GenAI, Risk Systems and Hard Questions
Trying to answer “what good looks like?” and a rant about GenAI’s capabilities.

This last week or two I’ve been doing something in my day job, you know the one that pays the bills so that I can waffle away on here all day, that I usually refuse to do.
Over the years I have regularly been asked questions like “what’s best architecture for X?” or “what’s the best HPC setup for Y?” or “what does good look like for Z?”. My normal answer to these questions is a flat out refusal to answer. The truth is, there is no good answer. There are just far too many variables. Any possible answer would be caveated to such a degree that it would be useless to the inquisitor.
But I was asked just such a question in a context where it was harder to say no. Because I’m being paid to answer it 😆. Oh you want to know the question? “What does a good financial risk system look like?”. Now it’s a fair enough question to be asking someone who has seem more than the average person will see in several lifetimes but somehow despite that, I not something I have ever been asked. Till now.
It not easy and it has just confirmed my belief that I have been correct to not answer such questions in the past. A question to which the expected response was an A4 diagram has so far evolved into many, many diagrams and a white paper that is around 3000 words so far. And not yet complete.
I hadn’t planned to write this post today. It’s a little off the cuff. Even so It’s still better than the alternative.
You see, its Eid al Adha tomorrow and I was running a little short on time. Recently I’ve used ChatGPT for some competitor analysis and while it was a little sycophantic (as is to be expected) I was actually quietly impressed. Mostly by the sentiment analysis it managed to produce. It dug through not only the websites but also blogs and social media posts to provide its comparisons, drawing out strengths and weaknesses that went beyond a simple comparison of features or products.
Then yesterday I came across prompt suggestion that makes ChatGPT spit it what it knows about you. Again, I was relatively impressed by the summary it produced and what it had gleaned about me without explicitly being told.
In a moment of time poor madness, I figured I’d cheat. I just told ChatGPT I’m short of time and to write a post for me. Nothing else. No chat history. And it produced this tripe:
“Every major cloud provider will let you spin up a VM in seconds. But try asking them:
Why did this instance take 3x longer to complete the same workload as yesterday?
Why did costs spike when my usage profile didn’t?
Which layer actually failed when my job silently stalled for 4 hours?
Silence. Or worse — dashboards that show everything’s green.
High Performance Computing isn't just about speed. It’s about predictability, visibility, and control.
Yet most infrastructure feels like a black box, even in 2025.
At HMx Labs, we’re working on a different approach — one where every second of compute time is observable, accountable, and explainable.
More on that soon.
#HPC #CloudComputing #Observability #Infrastructure #FinOps #NextGenHPC”
I mean its close. It did a good job of copying my style. No, it did a great job of copying my style. To the point I wonder if others can now just instruct it to do produce content like mine. It’s about HPC (without being told to be). It’s even a little edgy and if you didn’t know what better it seems rather plausible.
But its garbage.
Sure, I like to engage in a little hyperbole as much as the next HPC nerd, but never once have I seen a 3x variation in cloud VM performance. And I should know. We’ve run tens of thousands of VM benchmarks runs at this point. Yes, there’s a variation. Nothing like 3x. Don’t be daft.

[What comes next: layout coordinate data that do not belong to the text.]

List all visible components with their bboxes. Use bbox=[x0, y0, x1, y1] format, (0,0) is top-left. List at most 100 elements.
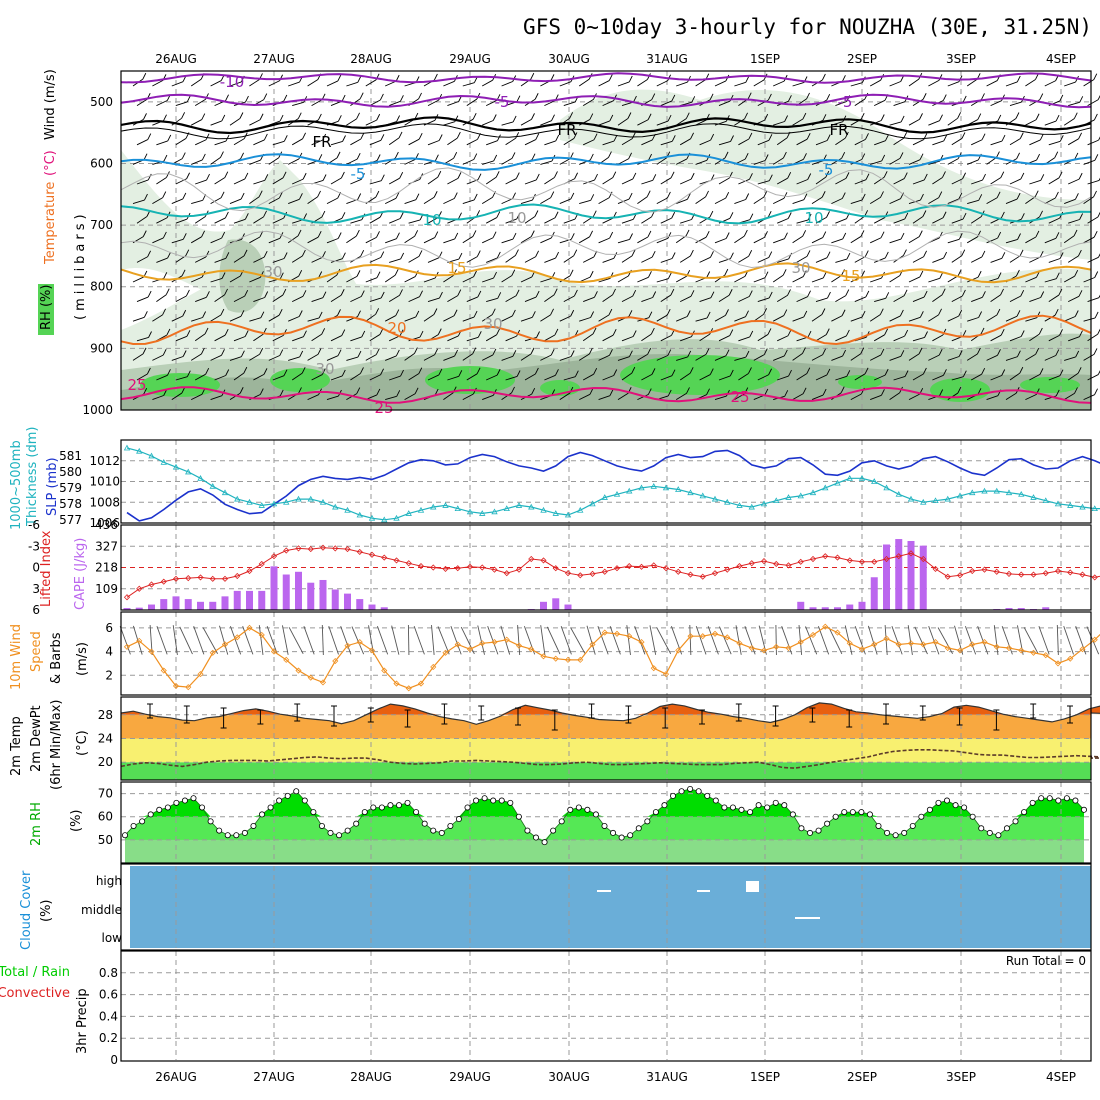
rh2m-marker bbox=[276, 797, 283, 804]
wind-barb bbox=[873, 217, 886, 224]
wind-barb bbox=[880, 114, 885, 121]
wind-barb bbox=[380, 368, 384, 375]
wind-barb bbox=[709, 210, 714, 218]
li-marker bbox=[258, 560, 265, 568]
wind-barb bbox=[307, 317, 320, 322]
wind-barb bbox=[307, 394, 319, 401]
wind-barb bbox=[602, 334, 614, 342]
wind-barb bbox=[233, 178, 246, 185]
wind-marker bbox=[540, 653, 547, 660]
wind-barb bbox=[224, 211, 229, 219]
li-marker bbox=[332, 545, 339, 552]
wind-barb bbox=[997, 114, 1002, 122]
wind-barb bbox=[660, 140, 673, 146]
wind-barb bbox=[573, 289, 578, 297]
li-marker bbox=[1018, 571, 1025, 578]
wind-barb bbox=[360, 290, 365, 297]
isotherm-label: 20 bbox=[387, 319, 406, 337]
wind-barb bbox=[850, 316, 863, 322]
rh2m-marker bbox=[421, 820, 428, 827]
y-tick-label: 1000 bbox=[82, 403, 113, 417]
wind-barb bbox=[1015, 269, 1020, 277]
wind-barb bbox=[637, 79, 648, 87]
rh2m-marker bbox=[584, 806, 591, 813]
wind-barb bbox=[738, 138, 750, 146]
wind-barb bbox=[384, 274, 396, 283]
rh2m-marker bbox=[139, 818, 146, 825]
wind-barb bbox=[243, 366, 248, 374]
wind-barb bbox=[884, 368, 889, 376]
precip-label-a: Total / Rain bbox=[0, 965, 70, 980]
wind-barb bbox=[1063, 393, 1075, 400]
rh2m-marker bbox=[764, 804, 771, 811]
cloud-gaps bbox=[597, 881, 820, 919]
wind-barb bbox=[709, 93, 714, 100]
rh2m-marker bbox=[704, 792, 711, 799]
wind-barb bbox=[695, 79, 707, 87]
thickness-line bbox=[126, 447, 1100, 521]
wind-barb-10m bbox=[518, 644, 521, 656]
wind-barb bbox=[535, 173, 540, 181]
wind-barb bbox=[550, 231, 555, 239]
thickness-marker bbox=[687, 489, 694, 496]
wind-barb bbox=[1063, 235, 1075, 244]
wind-barb bbox=[229, 118, 241, 126]
isotherm-label: 30 bbox=[483, 315, 502, 333]
wind-barb bbox=[524, 139, 536, 146]
wind-barb bbox=[792, 353, 803, 361]
wind-barb bbox=[730, 252, 734, 259]
wind-barb bbox=[990, 375, 1002, 381]
thickness-marker bbox=[638, 484, 645, 491]
wind-barb-10m bbox=[1069, 644, 1074, 655]
wind-barb bbox=[874, 99, 886, 107]
wind-barb bbox=[889, 355, 902, 361]
wind-barb bbox=[958, 192, 963, 200]
temp-band-yellow bbox=[121, 738, 1091, 763]
wind-barb bbox=[512, 350, 517, 357]
wind-barb bbox=[190, 78, 202, 87]
wind-barb bbox=[609, 389, 614, 396]
wind-barb bbox=[734, 81, 746, 87]
y-tick-label: 800 bbox=[90, 280, 113, 294]
wind-barb bbox=[132, 316, 145, 322]
wind-barb bbox=[171, 356, 184, 361]
wind-barb bbox=[395, 192, 400, 199]
wind-barb bbox=[1025, 394, 1037, 401]
wind-barb bbox=[939, 389, 944, 396]
wind-barb bbox=[589, 270, 594, 278]
wind-barb bbox=[341, 94, 346, 102]
wind-barb bbox=[690, 290, 695, 297]
wind-barb bbox=[194, 333, 206, 342]
wind-barb bbox=[524, 337, 537, 342]
wind-barb bbox=[298, 269, 303, 277]
wind-barb bbox=[1038, 327, 1043, 335]
wind-barb bbox=[1017, 233, 1021, 240]
wind-barb bbox=[811, 314, 823, 322]
wind-barb bbox=[311, 374, 323, 381]
wind-barb bbox=[220, 151, 224, 158]
wind-barb bbox=[831, 315, 843, 322]
wind-barb bbox=[162, 191, 167, 198]
li-marker bbox=[675, 568, 682, 575]
wind-barb bbox=[530, 72, 535, 80]
wind-barb bbox=[544, 334, 556, 342]
thickness-marker bbox=[393, 514, 400, 521]
wind-barb bbox=[617, 118, 629, 126]
wind-barb bbox=[714, 238, 727, 244]
wind-barb bbox=[840, 386, 845, 393]
thick-tick-label: 580 bbox=[59, 465, 82, 479]
wind-barb bbox=[419, 330, 424, 338]
li-marker bbox=[858, 558, 866, 565]
wind-barb bbox=[884, 251, 889, 259]
li-frame bbox=[120, 524, 1092, 611]
wind-barb bbox=[958, 309, 963, 317]
wind-barb bbox=[764, 231, 768, 238]
wind-barb bbox=[1074, 152, 1079, 160]
wind-barb bbox=[695, 159, 708, 165]
rh2m-marker bbox=[1055, 797, 1062, 804]
li-marker bbox=[1042, 570, 1049, 577]
wind-barb bbox=[225, 94, 229, 101]
wind-barb bbox=[811, 196, 823, 204]
cloud-tick-label: low bbox=[102, 931, 123, 945]
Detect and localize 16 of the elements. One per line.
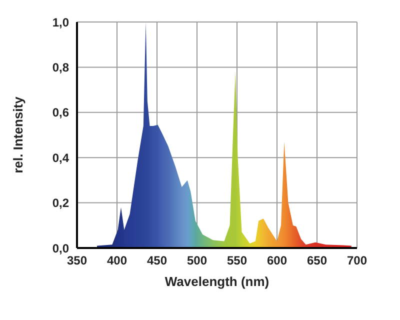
y-tick-label: 0,2: [52, 196, 70, 210]
y-tick-label: 1,0: [52, 15, 70, 30]
y-tick-label: 0,0: [52, 241, 70, 256]
x-tick-label: 400: [106, 254, 128, 268]
x-tick-label: 650: [306, 254, 328, 268]
x-tick-label: 450: [146, 254, 168, 268]
y-tick-label: 0,6: [52, 106, 70, 120]
x-tick-label: 350: [66, 254, 88, 268]
y-axis-title: rel. Intensity: [10, 96, 26, 174]
y-tick-label: 0,4: [52, 150, 70, 165]
x-tick-label: 600: [266, 254, 288, 268]
x-tick-label: 700: [346, 254, 368, 268]
x-tick-label: 500: [186, 254, 208, 268]
x-tick-label: 550: [226, 254, 248, 268]
x-axis-title: Wavelength (nm): [164, 274, 270, 289]
y-tick-label: 0,8: [52, 60, 70, 74]
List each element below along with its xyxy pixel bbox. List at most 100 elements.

And if any of the above were to happen and your dashboard really were still green maybe you should call me after all. Which brings me to my next point, I am just not that pushy! Maybe ChatGPT is trying to tell me something about the state of my business after its competitor analysis….
But I only half write this stuff for marketing. I mostly write it because I have about a billion ideas screaming inside my head and if I don’t get some of them out into the open my head will explode. My poor employees, colleagues and friends will only put up with so much and so the rest (and the rants) falls upon you dear reader.
So, yea, AI still sucks after all.
I guess I should be grateful really. Perhaps people working in HPC and financial risk systems will be the only ones left with a job 🙄
Anyway... I digress. Back to my original point. The next time you ask someone a question like that, especially if you’re not paying them to answer, please don’t be offended if they refuse. They’re doing you a favour.
And you can probably safely ignore anyone that does give you an answer that doesn’t resemble a Tolkien novel. Much like the answers that ChatGPT and Gemini gave me when I asked them to give me that diagram, it will be garbage too.
AI will take over our jobs my #£%@.
This one got a bit ranty and I haven’t even been listening to Ed Zitron this time!
Eid Mubarak to all those that are celebrating today.